A long and impressive silence followed. For every heart there, even of the boldest, recoiled as it were for a moment on itself, not altogether in regret or fear, much less in anything approaching to compunction or remorse; but in a sort of secret horror, that they were now involved beyond all hope of extrication, beyond all possibility of turning back or halting!
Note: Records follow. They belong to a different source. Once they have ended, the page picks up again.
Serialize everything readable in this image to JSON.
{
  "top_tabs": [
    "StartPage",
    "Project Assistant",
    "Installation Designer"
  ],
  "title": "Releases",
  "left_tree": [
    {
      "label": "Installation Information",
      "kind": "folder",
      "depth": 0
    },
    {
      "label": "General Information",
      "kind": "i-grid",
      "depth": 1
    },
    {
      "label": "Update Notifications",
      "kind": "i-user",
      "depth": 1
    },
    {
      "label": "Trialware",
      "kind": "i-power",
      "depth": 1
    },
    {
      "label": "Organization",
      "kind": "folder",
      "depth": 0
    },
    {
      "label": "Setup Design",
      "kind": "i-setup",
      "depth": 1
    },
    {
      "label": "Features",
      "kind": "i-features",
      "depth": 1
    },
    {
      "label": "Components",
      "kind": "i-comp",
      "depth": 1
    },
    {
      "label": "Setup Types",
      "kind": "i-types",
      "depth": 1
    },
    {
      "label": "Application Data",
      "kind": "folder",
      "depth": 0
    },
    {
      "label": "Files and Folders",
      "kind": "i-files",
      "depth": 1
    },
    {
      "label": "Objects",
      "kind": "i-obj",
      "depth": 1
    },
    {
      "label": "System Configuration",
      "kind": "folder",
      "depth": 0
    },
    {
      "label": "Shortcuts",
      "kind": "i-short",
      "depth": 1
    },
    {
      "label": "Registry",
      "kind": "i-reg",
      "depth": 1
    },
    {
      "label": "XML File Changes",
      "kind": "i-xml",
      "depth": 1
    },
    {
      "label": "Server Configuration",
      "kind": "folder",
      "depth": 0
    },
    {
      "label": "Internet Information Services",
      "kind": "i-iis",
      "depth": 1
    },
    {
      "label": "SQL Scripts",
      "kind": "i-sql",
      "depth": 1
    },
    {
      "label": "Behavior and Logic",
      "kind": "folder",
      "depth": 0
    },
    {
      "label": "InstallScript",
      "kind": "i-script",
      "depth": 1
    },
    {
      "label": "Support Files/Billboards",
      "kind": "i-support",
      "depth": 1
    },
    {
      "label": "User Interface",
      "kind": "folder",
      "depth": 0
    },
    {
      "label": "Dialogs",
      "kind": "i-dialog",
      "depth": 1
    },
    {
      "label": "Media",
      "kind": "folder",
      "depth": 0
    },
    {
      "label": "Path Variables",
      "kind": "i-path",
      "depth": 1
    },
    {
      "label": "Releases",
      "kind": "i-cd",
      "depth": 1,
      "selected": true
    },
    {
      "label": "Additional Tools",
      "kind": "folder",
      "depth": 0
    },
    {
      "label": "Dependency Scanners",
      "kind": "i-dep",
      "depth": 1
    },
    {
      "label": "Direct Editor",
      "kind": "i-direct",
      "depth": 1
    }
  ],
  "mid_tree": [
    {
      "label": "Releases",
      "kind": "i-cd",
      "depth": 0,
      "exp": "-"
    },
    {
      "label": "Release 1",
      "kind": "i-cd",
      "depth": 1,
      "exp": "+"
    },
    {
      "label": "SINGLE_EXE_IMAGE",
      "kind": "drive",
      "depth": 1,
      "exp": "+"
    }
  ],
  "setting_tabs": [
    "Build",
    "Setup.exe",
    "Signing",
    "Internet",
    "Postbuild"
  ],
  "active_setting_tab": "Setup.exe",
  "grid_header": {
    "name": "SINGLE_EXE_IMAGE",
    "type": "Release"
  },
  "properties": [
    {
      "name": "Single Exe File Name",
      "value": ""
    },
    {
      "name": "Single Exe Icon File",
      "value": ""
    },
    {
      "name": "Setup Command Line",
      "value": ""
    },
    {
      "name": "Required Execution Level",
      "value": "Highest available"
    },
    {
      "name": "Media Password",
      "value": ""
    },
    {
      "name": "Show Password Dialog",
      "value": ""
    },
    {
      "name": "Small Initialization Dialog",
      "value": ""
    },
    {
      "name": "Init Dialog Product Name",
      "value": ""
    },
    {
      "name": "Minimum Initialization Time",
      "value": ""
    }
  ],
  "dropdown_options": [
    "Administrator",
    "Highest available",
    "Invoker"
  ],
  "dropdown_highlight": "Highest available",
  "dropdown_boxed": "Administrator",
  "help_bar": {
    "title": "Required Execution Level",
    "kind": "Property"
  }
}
And Cataline, endowed with almost superhuman shrewdness, and himself quite immovable of purpose, perceived the feelings that actuated all the others—which he felt not, nor cared for—and called on Læca to bring wine.

"Wine, comrades," he exclaimed, "pure, generous, noble wine, to wash away the rank drops from our lips, that are more suited to our blades! to make our veins leap cheerily to the blythe inspiration of the God! and last, not least, to guard us from the damps of this sweet chamber, which alone of his bounteous hospitality our Porcius has vouchsafed to us!" And on the instant, the master—for they dared trust no slaves—bore in two earthen vases, one of strong Chian from the Greek Isle of the Egean, the other of Falernian, the fruitiest and richest of the Italian wines, not much unlike the modern sherry, but having still more body, and many cyathi, or drinking cups; but he brought in no water, wherewith the more temperate ancients were wont to mix their heady wines, even in so great a ratio as nine to one of the generous liquor.

"Fill now! fill all!" cried Cataline, and with the word he drained a brimming cup. "Rare liquor this, my Marcus," he continued; "whence had'st thou this Falernian? 'tis of thine inmost brand, I doubt not. In whose consulship did it imbibe the smoke?"